Don't break Debian page is quite clear that always installing the latest versions of third-party software from from places other than official Debian repositories is not a good idea. Although the article tells a lot of things, it comes in essence to the following points:
- Third-party sites may not be trusted as much as Debian repositories.
- Newer versions of a software product may contain new bugs.
- Newer versions haven't been tested thoroughly with a specific version of Debian.
- There may be issues between newer versions of a software and other software products installed on Debian machine.
I'm not sure how should I apply the advice in the following situation. I'm deploying a cluster of virtual machine which will be used to host several instances of RabbitMQ. The official Debian repositories for Debian Stretch come with version 3.6.6, which, it appears, was released more than two years ago, with a lot of versions being released since then.
My use of RabbitMQ is very basic, which means that I won't probably benefit from all the new features which were released.

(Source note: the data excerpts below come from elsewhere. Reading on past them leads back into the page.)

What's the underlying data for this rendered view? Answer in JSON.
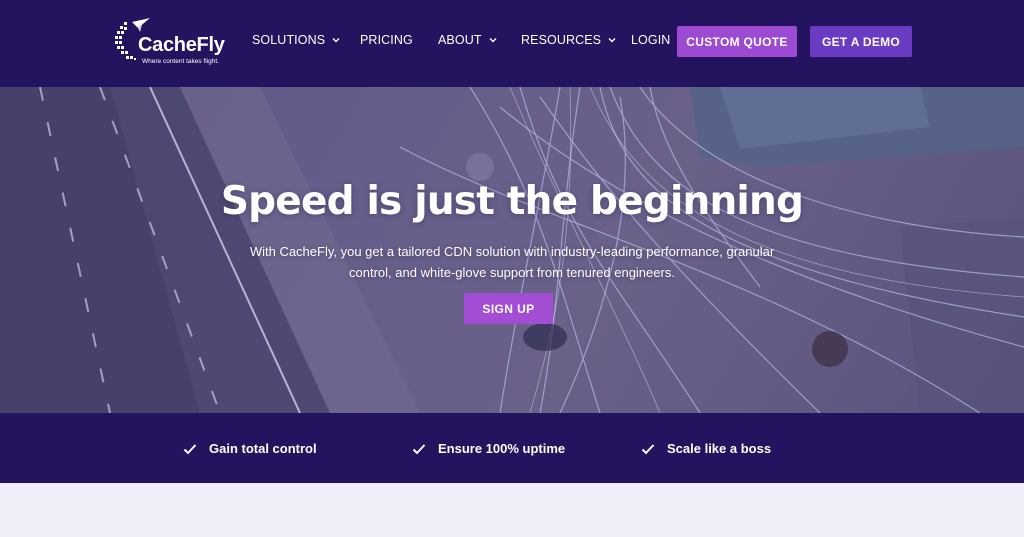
{
  "brand": {
    "name": "CacheFly",
    "tagline": "Where content takes flight."
  },
  "nav": {
    "items": [
      {
        "label": "SOLUTIONS",
        "has_dropdown": true
      },
      {
        "label": "PRICING",
        "has_dropdown": false
      },
      {
        "label": "ABOUT",
        "has_dropdown": true
      },
      {
        "label": "RESOURCES",
        "has_dropdown": true
      },
      {
        "label": "LOGIN",
        "has_dropdown": false
      }
    ],
    "custom_quote_label": "CUSTOM QUOTE",
    "demo_label": "GET A DEMO"
  },
  "hero": {
    "title": "Speed is just the beginning",
    "subtitle": "With CacheFly, you get a tailored CDN solution with industry-leading performance, granular control, and white-glove support from tenured engineers.",
    "cta_label": "SIGN UP"
  },
  "features": [
    {
      "label": "Gain total control",
      "icon": "check-icon"
    },
    {
      "label": "Ensure 100% uptime",
      "icon": "check-icon"
    },
    {
      "label": "Scale like a boss",
      "icon": "check-icon"
    }
  ],
  "colors": {
    "header_bg": "#24135e",
    "quote_button": "#9b4ad1",
    "demo_button": "#6a3cc4",
    "signup_button": "#a34dd4",
    "page_bg": "#f1eef9"
  }
}
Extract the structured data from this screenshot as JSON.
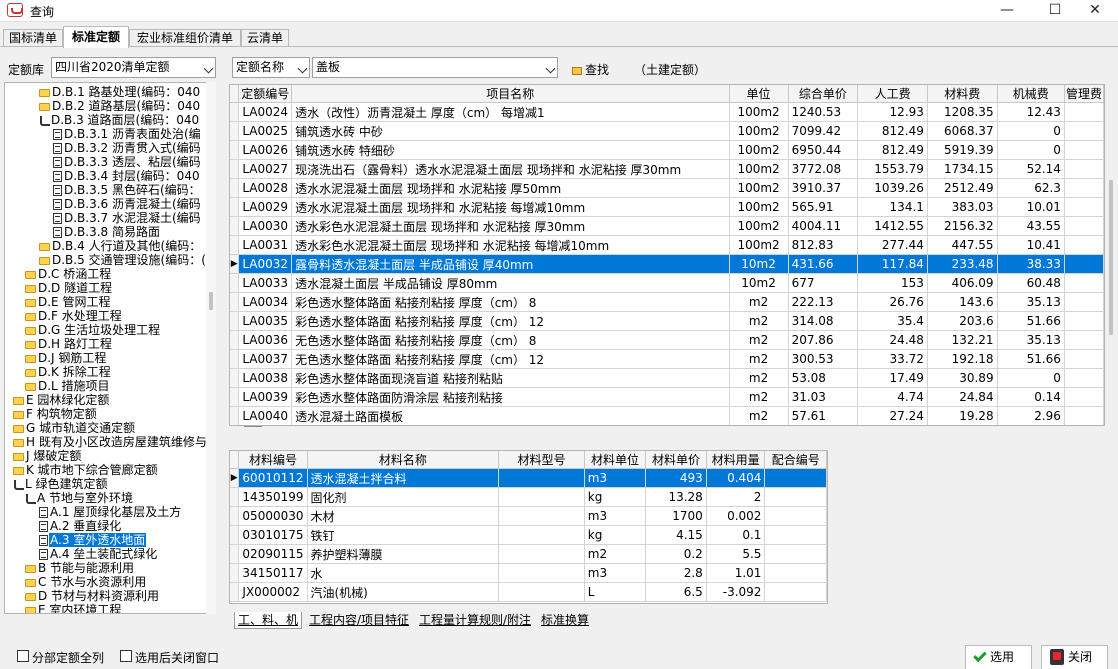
{
  "title": "查询",
  "window_controls": {
    "minimize": "—",
    "maximize": "☐",
    "close": "✕"
  },
  "tabs": [
    "国标清单",
    "标准定额",
    "宏业标准组价清单",
    "云清单"
  ],
  "active_tab": 1,
  "toolbar": {
    "lib_label": "定额库",
    "lib_value": "四川省2020清单定额",
    "field_value": "定额名称",
    "search_value": "盖板",
    "search_btn": "查找",
    "category": "（土建定额）"
  },
  "tree": [
    {
      "t": "D.B.1 路基处理(编码：040",
      "i": "folder",
      "lv": 3
    },
    {
      "t": "D.B.2 道路基层(编码：040",
      "i": "folder",
      "lv": 3
    },
    {
      "t": "D.B.3 道路面层(编码：040",
      "i": "open",
      "lv": 3
    },
    {
      "t": "D.B.3.1 沥青表面处治(编",
      "i": "doc",
      "lv": 4
    },
    {
      "t": "D.B.3.2 沥青贯入式(编码",
      "i": "doc",
      "lv": 4
    },
    {
      "t": "D.B.3.3 透层、粘层(编码",
      "i": "doc",
      "lv": 4
    },
    {
      "t": "D.B.3.4 封层(编码：040",
      "i": "doc",
      "lv": 4
    },
    {
      "t": "D.B.3.5 黑色碎石(编码：",
      "i": "doc",
      "lv": 4
    },
    {
      "t": "D.B.3.6 沥青混凝土(编码",
      "i": "doc",
      "lv": 4
    },
    {
      "t": "D.B.3.7 水泥混凝土(编码",
      "i": "doc",
      "lv": 4
    },
    {
      "t": "D.B.3.8 简易路面",
      "i": "doc",
      "lv": 4
    },
    {
      "t": "D.B.4 人行道及其他(编码：",
      "i": "folder",
      "lv": 3
    },
    {
      "t": "D.B.5 交通管理设施(编码：(",
      "i": "folder",
      "lv": 3
    },
    {
      "t": "D.C 桥涵工程",
      "i": "folder",
      "lv": 2
    },
    {
      "t": "D.D 隧道工程",
      "i": "folder",
      "lv": 2
    },
    {
      "t": "D.E 管网工程",
      "i": "folder",
      "lv": 2
    },
    {
      "t": "D.F 水处理工程",
      "i": "folder",
      "lv": 2
    },
    {
      "t": "D.G 生活垃圾处理工程",
      "i": "folder",
      "lv": 2
    },
    {
      "t": "D.H 路灯工程",
      "i": "folder",
      "lv": 2
    },
    {
      "t": "D.J 钢筋工程",
      "i": "folder",
      "lv": 2
    },
    {
      "t": "D.K 拆除工程",
      "i": "folder",
      "lv": 2
    },
    {
      "t": "D.L 措施项目",
      "i": "folder",
      "lv": 2
    },
    {
      "t": "E 园林绿化定额",
      "i": "folder",
      "lv": 1
    },
    {
      "t": "F 构筑物定额",
      "i": "folder",
      "lv": 1
    },
    {
      "t": "G 城市轨道交通定额",
      "i": "folder",
      "lv": 1
    },
    {
      "t": "H 既有及小区改造房屋建筑维修与",
      "i": "folder",
      "lv": 1
    },
    {
      "t": "J 爆破定额",
      "i": "folder",
      "lv": 1
    },
    {
      "t": "K 城市地下综合管廊定额",
      "i": "folder",
      "lv": 1
    },
    {
      "t": "L 绿色建筑定额",
      "i": "open",
      "lv": 1
    },
    {
      "t": "A 节地与室外环境",
      "i": "open",
      "lv": 2
    },
    {
      "t": "A.1 屋顶绿化基层及土方",
      "i": "doc",
      "lv": 3
    },
    {
      "t": "A.2 垂直绿化",
      "i": "doc",
      "lv": 3
    },
    {
      "t": "A.3 室外透水地面",
      "i": "doc",
      "lv": 3,
      "sel": true
    },
    {
      "t": "A.4 垒土装配式绿化",
      "i": "doc",
      "lv": 3
    },
    {
      "t": "B 节能与能源利用",
      "i": "folder",
      "lv": 2
    },
    {
      "t": "C 节水与水资源利用",
      "i": "folder",
      "lv": 2
    },
    {
      "t": "D 节材与材料资源利用",
      "i": "folder",
      "lv": 2
    },
    {
      "t": "E 室内环境工程",
      "i": "folder",
      "lv": 2
    }
  ],
  "quota_cols": [
    "定额编号",
    "项目名称",
    "单位",
    "综合单价",
    "人工费",
    "材料费",
    "机械费",
    "管理费"
  ],
  "quota_rows": [
    [
      "LA0024",
      "透水（改性）沥青混凝土 厚度（cm） 每增减1",
      "100m2",
      "1240.53",
      "12.93",
      "1208.35",
      "12.43"
    ],
    [
      "LA0025",
      "铺筑透水砖 中砂",
      "100m2",
      "7099.42",
      "812.49",
      "6068.37",
      "0"
    ],
    [
      "LA0026",
      "铺筑透水砖 特细砂",
      "100m2",
      "6950.44",
      "812.49",
      "5919.39",
      "0"
    ],
    [
      "LA0027",
      "现浇洗出石（露骨料）透水水泥混凝土面层 现场拌和 水泥粘接 厚30mm",
      "100m2",
      "3772.08",
      "1553.79",
      "1734.15",
      "52.14"
    ],
    [
      "LA0028",
      "透水水泥混凝土面层 现场拌和 水泥粘接 厚50mm",
      "100m2",
      "3910.37",
      "1039.26",
      "2512.49",
      "62.3"
    ],
    [
      "LA0029",
      "透水水泥混凝土面层 现场拌和 水泥粘接 每增减10mm",
      "100m2",
      "565.91",
      "134.1",
      "383.03",
      "10.01"
    ],
    [
      "LA0030",
      "透水彩色水泥混凝土面层 现场拌和 水泥粘接 厚30mm",
      "100m2",
      "4004.11",
      "1412.55",
      "2156.32",
      "43.55"
    ],
    [
      "LA0031",
      "透水彩色水泥混凝土面层 现场拌和 水泥粘接 每增减10mm",
      "100m2",
      "812.83",
      "277.44",
      "447.55",
      "10.41"
    ],
    [
      "LA0032",
      "露骨料透水混凝土面层 半成品铺设 厚40mm",
      "10m2",
      "431.66",
      "117.84",
      "233.48",
      "38.33"
    ],
    [
      "LA0033",
      "透水混凝土面层 半成品铺设 厚80mm",
      "10m2",
      "677",
      "153",
      "406.09",
      "60.48"
    ],
    [
      "LA0034",
      "彩色透水整体路面 粘接剂粘接 厚度（cm） 8",
      "m2",
      "222.13",
      "26.76",
      "143.6",
      "35.13"
    ],
    [
      "LA0035",
      "彩色透水整体路面 粘接剂粘接 厚度（cm） 12",
      "m2",
      "314.08",
      "35.4",
      "203.6",
      "51.66"
    ],
    [
      "LA0036",
      "无色透水整体路面 粘接剂粘接 厚度（cm） 8",
      "m2",
      "207.86",
      "24.48",
      "132.21",
      "35.13"
    ],
    [
      "LA0037",
      "无色透水整体路面 粘接剂粘接 厚度（cm） 12",
      "m2",
      "300.53",
      "33.72",
      "192.18",
      "51.66"
    ],
    [
      "LA0038",
      "彩色透水整体路面现浇盲道 粘接剂粘贴",
      "m2",
      "53.08",
      "17.49",
      "30.89",
      "0"
    ],
    [
      "LA0039",
      "彩色透水整体路面防滑涂层 粘接剂粘接",
      "m2",
      "31.03",
      "4.74",
      "24.84",
      "0.14"
    ],
    [
      "LA0040",
      "透水混凝土路面模板",
      "m2",
      "57.61",
      "27.24",
      "19.28",
      "2.96"
    ]
  ],
  "quota_selected": 8,
  "mat_cols": [
    "材料编号",
    "材料名称",
    "材料型号",
    "材料单位",
    "材料单价",
    "材料用量",
    "配合编号"
  ],
  "mat_rows": [
    [
      "60010112",
      "透水混凝土拌合料",
      "",
      "m3",
      "493",
      "0.404",
      ""
    ],
    [
      "14350199",
      "固化剂",
      "",
      "kg",
      "13.28",
      "2",
      ""
    ],
    [
      "05000030",
      "木材",
      "",
      "m3",
      "1700",
      "0.002",
      ""
    ],
    [
      "03010175",
      "铁钉",
      "",
      "kg",
      "4.15",
      "0.1",
      ""
    ],
    [
      "02090115",
      "养护塑料薄膜",
      "",
      "m2",
      "0.2",
      "5.5",
      ""
    ],
    [
      "34150117",
      "水",
      "",
      "m3",
      "2.8",
      "1.01",
      ""
    ],
    [
      "JX000002",
      "汽油(机械)",
      "",
      "L",
      "6.5",
      "-3.092",
      ""
    ]
  ],
  "bottom_tabs": [
    "工、料、机",
    "工程内容/项目特征",
    "工程量计算规则/附注",
    "标准换算"
  ],
  "options": {
    "show_all": "分部定额全列",
    "close_after": "选用后关闭窗口"
  },
  "buttons": {
    "select": "选用",
    "close": "关闭"
  }
}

What scares me, however, is that most of the new releases claim to have fixed bugs, which, I suppose, includes security issues.
Therefore, should I ignore the recommendation of Debian documentation and install the software product such as RabbitMQ from the source recommended in the documentation of RabbitMQ, or should I stick with the old version provided through official Debian repositories?
Or there is absolutely no way to answer this question, without checking the entire list of changes and manually evaluating the risks?
Note: although I illustrated my question with RabbitMQ, it applies to most server-side software I have to install, such as PostgreSQL.